The NHS must retain control of operational and personal health data. The most effective ways of doing this include:
- in the short term, to comprehensively exclude the NHS from any future trade deals (including any chapter on digital services), and
- in the longer term, to return the NHS to a fully publicly provided service.
(a) Access to data and transmission: We must push further in our demands (1) for the general right of the individual to see and have delivered to him all data held about him – this data belongs to the INDIVIDUAL, not the corporation holding it – and (2) to reveal to the individual all USES by third parties of this data easily and on demand.
The EU has started with the General Data Protection Regulations and they will pass more legislation in this area soon. This goes a long way to protect the individual and redress the balance of power. Please work with privacy campaigns in the EU and US.
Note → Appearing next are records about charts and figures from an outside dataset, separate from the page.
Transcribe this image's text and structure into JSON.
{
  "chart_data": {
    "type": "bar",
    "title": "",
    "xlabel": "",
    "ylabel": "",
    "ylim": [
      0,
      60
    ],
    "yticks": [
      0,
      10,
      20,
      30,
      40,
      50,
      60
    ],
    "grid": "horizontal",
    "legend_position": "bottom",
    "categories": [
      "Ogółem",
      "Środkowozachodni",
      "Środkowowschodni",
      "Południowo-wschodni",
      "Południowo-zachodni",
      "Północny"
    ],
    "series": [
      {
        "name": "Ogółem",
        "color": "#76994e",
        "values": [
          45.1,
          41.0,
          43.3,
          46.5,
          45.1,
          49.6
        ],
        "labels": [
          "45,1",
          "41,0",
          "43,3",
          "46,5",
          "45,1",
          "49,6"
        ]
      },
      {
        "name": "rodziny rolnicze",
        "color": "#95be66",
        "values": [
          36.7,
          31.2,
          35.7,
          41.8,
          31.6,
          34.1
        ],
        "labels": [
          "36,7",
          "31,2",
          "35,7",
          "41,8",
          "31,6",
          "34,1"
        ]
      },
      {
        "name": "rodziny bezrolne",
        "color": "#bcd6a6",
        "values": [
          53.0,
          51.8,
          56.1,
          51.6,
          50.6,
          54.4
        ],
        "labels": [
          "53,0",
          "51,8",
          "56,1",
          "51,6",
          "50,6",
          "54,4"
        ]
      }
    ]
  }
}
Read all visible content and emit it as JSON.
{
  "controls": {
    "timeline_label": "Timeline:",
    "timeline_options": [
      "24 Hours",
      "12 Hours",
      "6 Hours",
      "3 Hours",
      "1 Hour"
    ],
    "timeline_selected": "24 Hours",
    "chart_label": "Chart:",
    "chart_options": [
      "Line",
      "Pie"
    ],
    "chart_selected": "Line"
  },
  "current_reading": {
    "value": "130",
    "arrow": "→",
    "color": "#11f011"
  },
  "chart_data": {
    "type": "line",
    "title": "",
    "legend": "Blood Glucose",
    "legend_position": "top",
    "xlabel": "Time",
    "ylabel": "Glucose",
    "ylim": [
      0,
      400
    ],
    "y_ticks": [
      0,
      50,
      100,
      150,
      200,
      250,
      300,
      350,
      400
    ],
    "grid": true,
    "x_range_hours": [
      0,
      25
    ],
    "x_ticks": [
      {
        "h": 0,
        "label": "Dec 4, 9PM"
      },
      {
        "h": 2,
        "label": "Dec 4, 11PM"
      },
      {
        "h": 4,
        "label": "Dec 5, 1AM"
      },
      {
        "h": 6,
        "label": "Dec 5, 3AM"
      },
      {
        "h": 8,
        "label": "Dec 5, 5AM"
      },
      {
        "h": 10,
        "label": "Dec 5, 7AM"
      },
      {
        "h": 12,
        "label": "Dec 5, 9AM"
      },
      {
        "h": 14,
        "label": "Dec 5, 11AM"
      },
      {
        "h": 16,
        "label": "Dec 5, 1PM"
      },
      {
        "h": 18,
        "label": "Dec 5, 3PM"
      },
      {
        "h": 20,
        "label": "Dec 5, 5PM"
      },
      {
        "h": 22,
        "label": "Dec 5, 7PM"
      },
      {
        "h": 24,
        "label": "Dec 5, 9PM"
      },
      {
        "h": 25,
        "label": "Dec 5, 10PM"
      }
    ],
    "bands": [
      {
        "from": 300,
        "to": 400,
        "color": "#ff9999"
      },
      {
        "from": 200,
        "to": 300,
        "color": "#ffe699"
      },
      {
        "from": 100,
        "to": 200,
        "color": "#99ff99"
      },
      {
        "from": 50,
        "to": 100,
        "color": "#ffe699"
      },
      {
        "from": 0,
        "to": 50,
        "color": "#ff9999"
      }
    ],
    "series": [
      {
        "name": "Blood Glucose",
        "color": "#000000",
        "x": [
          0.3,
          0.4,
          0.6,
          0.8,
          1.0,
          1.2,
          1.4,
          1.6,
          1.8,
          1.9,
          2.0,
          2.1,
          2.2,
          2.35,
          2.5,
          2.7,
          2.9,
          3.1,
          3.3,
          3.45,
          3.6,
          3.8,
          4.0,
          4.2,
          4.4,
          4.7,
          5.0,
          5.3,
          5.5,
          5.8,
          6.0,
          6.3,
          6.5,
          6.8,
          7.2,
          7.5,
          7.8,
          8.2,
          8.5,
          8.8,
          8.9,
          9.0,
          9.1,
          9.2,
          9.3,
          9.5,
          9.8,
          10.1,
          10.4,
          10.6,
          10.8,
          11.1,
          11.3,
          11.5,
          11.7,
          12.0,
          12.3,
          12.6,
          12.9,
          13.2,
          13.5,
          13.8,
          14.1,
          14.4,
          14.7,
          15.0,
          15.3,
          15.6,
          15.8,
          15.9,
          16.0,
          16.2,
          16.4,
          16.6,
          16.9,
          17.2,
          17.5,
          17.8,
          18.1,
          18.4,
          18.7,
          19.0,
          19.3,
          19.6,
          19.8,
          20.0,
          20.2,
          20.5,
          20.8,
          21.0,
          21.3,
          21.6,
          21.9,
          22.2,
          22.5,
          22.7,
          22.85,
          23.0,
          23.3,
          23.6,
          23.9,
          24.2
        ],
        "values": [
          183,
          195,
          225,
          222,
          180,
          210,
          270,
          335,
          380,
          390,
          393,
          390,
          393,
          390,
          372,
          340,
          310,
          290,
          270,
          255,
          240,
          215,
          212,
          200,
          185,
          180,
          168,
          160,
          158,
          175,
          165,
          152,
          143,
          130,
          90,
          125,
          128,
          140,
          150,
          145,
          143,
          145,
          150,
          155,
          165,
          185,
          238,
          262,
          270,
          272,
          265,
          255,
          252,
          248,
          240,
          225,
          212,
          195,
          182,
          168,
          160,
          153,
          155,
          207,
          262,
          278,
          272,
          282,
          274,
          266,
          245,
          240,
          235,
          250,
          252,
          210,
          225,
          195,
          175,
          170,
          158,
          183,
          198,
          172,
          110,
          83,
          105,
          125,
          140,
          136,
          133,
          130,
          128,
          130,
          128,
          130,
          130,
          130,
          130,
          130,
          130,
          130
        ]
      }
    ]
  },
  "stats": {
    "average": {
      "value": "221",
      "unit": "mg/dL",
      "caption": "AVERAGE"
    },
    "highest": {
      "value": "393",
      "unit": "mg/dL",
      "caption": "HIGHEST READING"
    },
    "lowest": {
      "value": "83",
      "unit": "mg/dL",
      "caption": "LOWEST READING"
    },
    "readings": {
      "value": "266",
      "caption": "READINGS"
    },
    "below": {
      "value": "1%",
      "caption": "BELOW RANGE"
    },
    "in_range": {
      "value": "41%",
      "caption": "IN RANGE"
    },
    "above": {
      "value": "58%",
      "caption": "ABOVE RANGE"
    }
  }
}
(b) Insist on preference by the NHS for “not for profit” or “social enterprise” companies over the likes of Amazon, Google, etc. who, frankly, don’t need the money and won’t understand privacy issues. There are better individuals and groups out there, like, maybe, Ashoka. Ashoka is behind Imperial College Healthcare’s new patient-centred electronic medical records system called “Patient Knows Best”. I don’t know when they started. Ashoka is a global “social entrepreneur” company incorporated as a not-for-profit in the USA.
“Patient Knows Best” is being sold into all NHS hospitals.
https://www.ashoka.org/en-gb/story/patient-knows-best.
Please work with Phil Booth and Sam Smith at MedConfidential.
You are absolutely right to focus on not losing control of OUR DATA, just as it is OUR NHS!
Thank you so much for your good work.